So, I'm building a scripting language and one of my goals is convenient string operations. I tried some ideas in C++.
- String as sequences of bytes and free functions that return vectors containing the code-points indices.
- A wrapper class that combines a string and a vector containing the indices.
Both ideas had a problem, and that problem was, what should I return. It couldn't be a char, and if it was a string it would be wasted space.
I ended up creating a wrapper class around a char array of exactly 4 bytes: a string that has exactly 4 bytes in memory, no more nor less.
After creating this class, I felt tempted to just wrap it in a std::vector
of it in another class and build from there, thus making a string type of code-points. I don't know if this is a good approach, it would end up being much more convenient but it would end up wasting more space.
So, before posting some code, here's a more organized list of ideas.
- My character type would be not a byte, nor a grapheme but rather a code-point. I named it a rune like the one in the Go language.
- A string as a series of decomposed runes, thus making indexing and slicing O1.
- Because a rune is now a class and not a primitive, it could be expanded with methods for detecting unicode whitespace:
mysring[0].is_whitespace()
- I still don't know how to handle graphemes.
Curious fact! An odd thing about the way I build the prototype of the rune class was that it always print in UTF8. Because my rune is not a int32, but a 4 byte string, this end up having some interesting properties.
My code:
class rune {
char data[4] {};
public:
rune(char c) {
data[0] = c;
}
// This constructor needs a string, a position and an offset!

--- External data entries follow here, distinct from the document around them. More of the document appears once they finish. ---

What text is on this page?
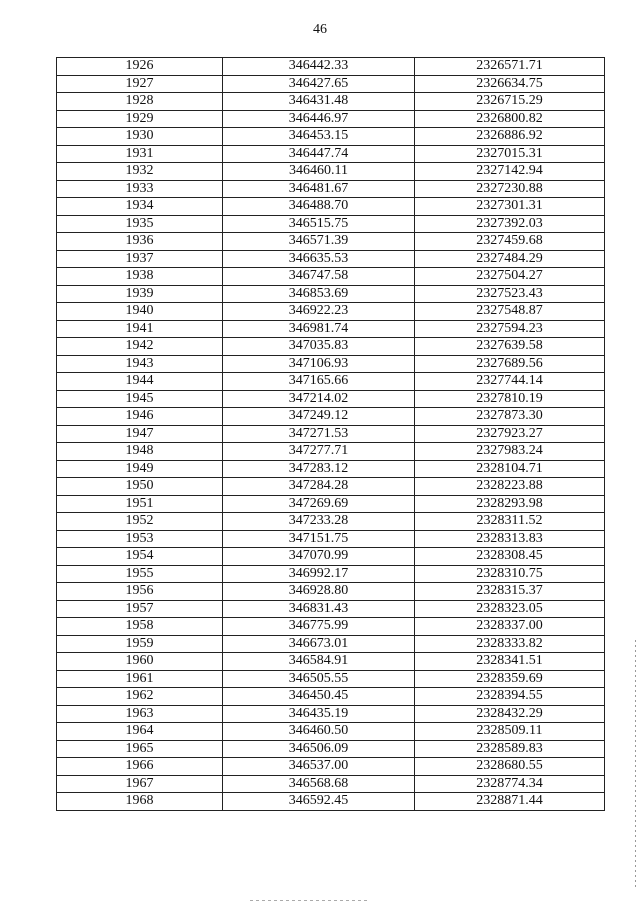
46
1926	346442.33	2326571.71
1927	346427.65	2326634.75
1928	346431.48	2326715.29
1929	346446.97	2326800.82
1930	346453.15	2326886.92
1931	346447.74	2327015.31
1932	346460.11	2327142.94
1933	346481.67	2327230.88
1934	346488.70	2327301.31
1935	346515.75	2327392.03
1936	346571.39	2327459.68
1937	346635.53	2327484.29
1938	346747.58	2327504.27
1939	346853.69	2327523.43
1940	346922.23	2327548.87
1941	346981.74	2327594.23
1942	347035.83	2327639.58
1943	347106.93	2327689.56
1944	347165.66	2327744.14
1945	347214.02	2327810.19
1946	347249.12	2327873.30
1947	347271.53	2327923.27
1948	347277.71	2327983.24
1949	347283.12	2328104.71
1950	347284.28	2328223.88
1951	347269.69	2328293.98
1952	347233.28	2328311.52
1953	347151.75	2328313.83
1954	347070.99	2328308.45
1955	346992.17	2328310.75
1956	346928.80	2328315.37
1957	346831.43	2328323.05
1958	346775.99	2328337.00
1959	346673.01	2328333.82
1960	346584.91	2328341.51
1961	346505.55	2328359.69
1962	346450.45	2328394.55
1963	346435.19	2328432.29
1964	346460.50	2328509.11
1965	346506.09	2328589.83
1966	346537.00	2328680.55
1967	346568.68	2328774.34
1968	346592.45	2328871.44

rune(std::string const & s, size_t p, size_t n) {
for (size_t i = 0; i < n; ++i) {
data[i] = s[p + i];
}
}
void swap(rune & other) {
rune t = *this;
*this = other;
other = t;
}
// Output as UTF8!
friend std::ostream & operator <<(std::ostream & output, rune input) {
for (size_t i = 0; i < 4; ++i) {
if (input.data[i] == '\0') {
return output;
}
output << input.data[i];
}
return output;
}
};
Error handling ideas:
I don't like to use exceptions in C++. My idea is, if the constructor fails, initialize the rune as 4 '\0'
, then overload the bool operator explicitly to return false if the first byte of the run happens to be '\0'
. Simple and easy to use.
So, thoughts? Opinions? Different approaches?
Even if my rune string is to much, at least I have a rune type. Small and fast to copy. :)